Когда доктор приблизился к матери (её койка стояла последней у дверей), мать как-то виновато, беспомощно улыбнулась и сказала:
— Что же это со мной такое, Тихон Денисыч? Болеть-то мне совсем нельзя, вон они у меня…
— Дело житейское, унывать не надо, — спокойно и мягко ответил доктор и посмотрел на Кольку.
Колька заторопился встать, громыхнул кастрюлей и, застыдившись, спрятал её за спину.
— По-моему, хорошие ребята у вас. — Доктор погладил Саньку по голове и спросил: — Что, вкусная была каша?
Санька отвернулась, закрылась рукавом и не отвечала.
— Вижу уж, ешь с удовольствием, — сказал доктор.
— Сами варили! Матери принесли! — вставила сердитая тетя и подмигнула Кольке, будто приятелю.
Доктор вышел в коридор, снял халат и повесил в шкаф. На сером его пиджаке, у нагрудного кармана Колька увидел полоску орденских ленточек, какие бывают у фронтовиков.
— Собирайтесь домой. Стемнеет скоро. Вон уж больным ужин начали разносить, — сказала мать.
Санька придвинулась к ней и, глядя вслед уходящему доктору, зашептала:
— Мам, а мам, он и не знает: ведь каша-то у нас без судовольствия, на сахаре она.
— Глупая ты ещё, — сказала мать. — Он видит, в охотку ешь — вот и говорит.
Она схватила Санькину голову и, так как Колька возился совсем рядом, завязывая кастрюлю, притянула и его к себе.
— Ох, горе вы моё! — сказала она.
Мать не раз говорила им эти слова. Услышав их, Колька обычно испытывал чувство какой-то неопределённой вины за то, что вот он существует на свете и причиняет ей заботы и огорчения. Теперь, взглянув на мать, он увидел в глубине её глаз такие светлые, весёлые огоньки, что ему и в голову не пришло огорчаться.
…Обратно шли в сумерках. Снег в поле был почти совсем синим. Далеко на той стороне маленький паровоз-«кукушка» тащил состав с торфом. Видно было, как вылетали из трубы красные искры и таяли. Санька шла позади, путаясь в больших валенках, и Колька слышал у себя за спиной её неумолкающий голос:
— Коль, а Коль, почему лошади сначала бывают маленькими, а потом делаются большими, а грузовики сразу большие? Почему, а?..
Колька не отвечал — он думал о своём; лоб его был нахмурен, и мысли витали далеко-далеко.

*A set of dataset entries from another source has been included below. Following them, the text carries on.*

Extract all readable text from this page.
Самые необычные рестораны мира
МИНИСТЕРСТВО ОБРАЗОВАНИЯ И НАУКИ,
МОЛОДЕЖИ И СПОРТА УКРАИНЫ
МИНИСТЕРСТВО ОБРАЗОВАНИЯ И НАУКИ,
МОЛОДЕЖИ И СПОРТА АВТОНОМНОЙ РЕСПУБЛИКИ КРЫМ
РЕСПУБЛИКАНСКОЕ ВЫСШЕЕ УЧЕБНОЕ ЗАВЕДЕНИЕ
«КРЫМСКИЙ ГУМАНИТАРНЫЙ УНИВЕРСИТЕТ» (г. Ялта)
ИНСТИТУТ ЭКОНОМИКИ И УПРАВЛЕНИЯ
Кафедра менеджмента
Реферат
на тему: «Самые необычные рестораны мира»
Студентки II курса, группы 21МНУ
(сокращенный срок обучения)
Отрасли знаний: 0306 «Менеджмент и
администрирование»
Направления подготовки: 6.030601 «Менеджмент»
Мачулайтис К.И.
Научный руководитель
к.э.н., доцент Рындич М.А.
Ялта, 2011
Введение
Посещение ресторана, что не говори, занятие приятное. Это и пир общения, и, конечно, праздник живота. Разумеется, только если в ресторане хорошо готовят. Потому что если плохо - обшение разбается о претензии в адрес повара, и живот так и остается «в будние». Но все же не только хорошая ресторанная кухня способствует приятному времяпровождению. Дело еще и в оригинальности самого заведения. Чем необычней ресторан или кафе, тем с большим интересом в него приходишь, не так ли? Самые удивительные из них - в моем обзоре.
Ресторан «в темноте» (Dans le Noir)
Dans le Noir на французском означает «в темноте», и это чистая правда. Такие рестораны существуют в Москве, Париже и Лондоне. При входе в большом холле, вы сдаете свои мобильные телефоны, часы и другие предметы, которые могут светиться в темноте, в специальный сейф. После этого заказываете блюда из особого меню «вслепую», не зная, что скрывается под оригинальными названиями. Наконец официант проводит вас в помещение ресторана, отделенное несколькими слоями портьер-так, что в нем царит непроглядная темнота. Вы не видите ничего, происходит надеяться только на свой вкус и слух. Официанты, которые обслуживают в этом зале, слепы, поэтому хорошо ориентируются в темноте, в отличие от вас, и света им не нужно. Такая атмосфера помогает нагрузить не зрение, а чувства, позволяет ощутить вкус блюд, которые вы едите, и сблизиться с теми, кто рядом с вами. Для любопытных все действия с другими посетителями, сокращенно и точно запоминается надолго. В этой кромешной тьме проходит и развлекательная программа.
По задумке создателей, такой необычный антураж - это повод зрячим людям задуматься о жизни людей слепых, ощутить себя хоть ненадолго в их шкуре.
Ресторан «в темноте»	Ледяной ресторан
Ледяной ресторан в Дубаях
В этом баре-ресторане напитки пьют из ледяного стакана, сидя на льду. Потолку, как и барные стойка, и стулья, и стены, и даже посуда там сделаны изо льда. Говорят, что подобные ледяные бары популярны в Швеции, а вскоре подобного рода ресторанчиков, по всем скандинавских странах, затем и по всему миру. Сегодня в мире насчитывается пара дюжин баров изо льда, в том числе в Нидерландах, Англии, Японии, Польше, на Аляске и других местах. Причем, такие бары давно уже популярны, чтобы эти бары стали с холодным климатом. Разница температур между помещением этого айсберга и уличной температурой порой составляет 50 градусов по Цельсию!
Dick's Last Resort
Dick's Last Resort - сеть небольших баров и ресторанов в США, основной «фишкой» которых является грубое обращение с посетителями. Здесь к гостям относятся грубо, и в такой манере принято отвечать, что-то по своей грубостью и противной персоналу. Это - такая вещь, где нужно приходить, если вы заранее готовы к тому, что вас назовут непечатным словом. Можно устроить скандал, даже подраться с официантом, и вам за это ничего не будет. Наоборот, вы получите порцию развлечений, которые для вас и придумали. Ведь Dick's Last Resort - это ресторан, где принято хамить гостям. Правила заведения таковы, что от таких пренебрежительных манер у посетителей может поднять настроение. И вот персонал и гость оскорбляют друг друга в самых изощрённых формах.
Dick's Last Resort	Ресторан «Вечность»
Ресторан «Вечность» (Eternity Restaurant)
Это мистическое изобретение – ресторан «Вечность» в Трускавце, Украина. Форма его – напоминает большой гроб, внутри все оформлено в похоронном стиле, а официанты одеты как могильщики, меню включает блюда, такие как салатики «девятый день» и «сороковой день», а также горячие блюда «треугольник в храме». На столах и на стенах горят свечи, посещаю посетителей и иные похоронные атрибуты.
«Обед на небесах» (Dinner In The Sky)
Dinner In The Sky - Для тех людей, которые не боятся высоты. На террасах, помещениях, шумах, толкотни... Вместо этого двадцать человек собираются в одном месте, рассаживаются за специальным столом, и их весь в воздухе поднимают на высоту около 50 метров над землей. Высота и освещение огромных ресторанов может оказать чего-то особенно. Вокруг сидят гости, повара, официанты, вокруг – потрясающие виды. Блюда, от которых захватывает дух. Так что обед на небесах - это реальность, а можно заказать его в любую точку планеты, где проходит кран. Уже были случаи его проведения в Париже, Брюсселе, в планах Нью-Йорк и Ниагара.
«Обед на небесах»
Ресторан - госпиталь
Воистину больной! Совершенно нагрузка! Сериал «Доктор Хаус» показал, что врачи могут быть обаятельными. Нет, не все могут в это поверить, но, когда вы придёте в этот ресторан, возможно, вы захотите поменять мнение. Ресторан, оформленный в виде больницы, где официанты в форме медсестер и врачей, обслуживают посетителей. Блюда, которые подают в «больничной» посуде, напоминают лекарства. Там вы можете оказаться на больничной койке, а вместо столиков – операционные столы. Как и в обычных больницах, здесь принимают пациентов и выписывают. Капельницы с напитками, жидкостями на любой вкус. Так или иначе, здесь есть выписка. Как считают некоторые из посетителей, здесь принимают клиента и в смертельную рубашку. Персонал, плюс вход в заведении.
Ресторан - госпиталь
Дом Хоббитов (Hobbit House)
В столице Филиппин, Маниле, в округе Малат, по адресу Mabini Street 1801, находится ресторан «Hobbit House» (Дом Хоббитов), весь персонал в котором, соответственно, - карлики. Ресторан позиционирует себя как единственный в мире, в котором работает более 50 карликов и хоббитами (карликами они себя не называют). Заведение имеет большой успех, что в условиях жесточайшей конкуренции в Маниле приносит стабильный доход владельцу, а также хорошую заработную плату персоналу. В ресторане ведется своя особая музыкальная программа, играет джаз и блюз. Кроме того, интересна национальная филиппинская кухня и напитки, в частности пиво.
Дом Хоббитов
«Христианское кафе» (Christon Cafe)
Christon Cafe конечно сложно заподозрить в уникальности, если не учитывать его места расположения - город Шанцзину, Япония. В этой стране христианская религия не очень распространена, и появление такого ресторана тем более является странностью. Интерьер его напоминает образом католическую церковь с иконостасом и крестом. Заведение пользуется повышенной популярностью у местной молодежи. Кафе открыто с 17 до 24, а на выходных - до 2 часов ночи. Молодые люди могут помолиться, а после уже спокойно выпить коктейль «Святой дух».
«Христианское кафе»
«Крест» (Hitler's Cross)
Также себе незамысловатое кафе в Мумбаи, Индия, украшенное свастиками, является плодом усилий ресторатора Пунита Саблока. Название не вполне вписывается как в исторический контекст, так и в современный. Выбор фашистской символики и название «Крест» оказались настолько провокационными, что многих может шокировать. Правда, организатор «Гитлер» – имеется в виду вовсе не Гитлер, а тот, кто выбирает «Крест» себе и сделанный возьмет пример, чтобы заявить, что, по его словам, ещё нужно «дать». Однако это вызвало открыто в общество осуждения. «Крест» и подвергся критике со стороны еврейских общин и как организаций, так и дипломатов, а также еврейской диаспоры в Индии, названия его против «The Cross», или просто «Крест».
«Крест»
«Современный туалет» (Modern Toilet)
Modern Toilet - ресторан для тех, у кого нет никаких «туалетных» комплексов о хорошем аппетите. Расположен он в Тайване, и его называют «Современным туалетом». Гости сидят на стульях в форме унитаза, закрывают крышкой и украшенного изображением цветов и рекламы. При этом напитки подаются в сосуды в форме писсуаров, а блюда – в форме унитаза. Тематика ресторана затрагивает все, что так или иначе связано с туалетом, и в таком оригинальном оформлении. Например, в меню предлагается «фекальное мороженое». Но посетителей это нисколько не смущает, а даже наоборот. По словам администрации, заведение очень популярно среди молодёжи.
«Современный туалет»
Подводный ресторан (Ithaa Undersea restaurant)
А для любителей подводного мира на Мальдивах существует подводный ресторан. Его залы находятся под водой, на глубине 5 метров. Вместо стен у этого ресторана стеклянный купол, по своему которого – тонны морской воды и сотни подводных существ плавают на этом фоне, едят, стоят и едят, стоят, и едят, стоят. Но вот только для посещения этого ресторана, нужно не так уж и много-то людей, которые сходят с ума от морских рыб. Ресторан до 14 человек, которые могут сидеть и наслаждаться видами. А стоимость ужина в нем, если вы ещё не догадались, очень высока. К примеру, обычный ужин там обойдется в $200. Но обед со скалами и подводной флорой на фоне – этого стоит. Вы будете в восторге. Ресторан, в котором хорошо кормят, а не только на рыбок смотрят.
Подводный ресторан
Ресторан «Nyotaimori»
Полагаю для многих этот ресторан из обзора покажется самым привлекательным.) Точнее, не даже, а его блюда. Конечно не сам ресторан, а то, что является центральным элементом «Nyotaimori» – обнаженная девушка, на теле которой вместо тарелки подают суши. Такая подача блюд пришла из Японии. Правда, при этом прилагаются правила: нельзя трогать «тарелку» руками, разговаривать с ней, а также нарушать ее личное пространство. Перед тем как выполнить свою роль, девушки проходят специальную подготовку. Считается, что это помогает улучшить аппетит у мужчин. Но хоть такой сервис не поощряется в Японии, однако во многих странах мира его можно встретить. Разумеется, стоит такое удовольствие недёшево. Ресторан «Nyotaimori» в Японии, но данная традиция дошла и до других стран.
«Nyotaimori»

У перехода через насыпь он остановился, подождал запыхавшуюся Саньку и, хотя паровоз кричал ещё где-то за заводскими стенами, взял её за руку и перевёл через рельсы.
— Ты, как вырастешь, кем будешь? — спросил он.
— Я, как вырасту, плясать пойду, в артисты, — не думая, как о чём-то давно решённом, быстро ответила Санька.
— Это что! А я доктором буду. Вот увидишь!
Санька скоро отстала опять, а он шёл впереди, стараясь шагать широко и прямо, как доктор, и видел себя совсем взрослым, в белом халате нараспашку, из-под которого виднеется пиджак с орденской ленточкой у кармана и блестящим наконечником от автоматической ручки. Он идёт между койками, и больные смотрят на него с уважением и надеждой…
Когда пришли домой, Колька зажёг свет, сел к столу и стал решать задачу номер 147.
— Завтра я в школу пойду, — сказал он Саньке.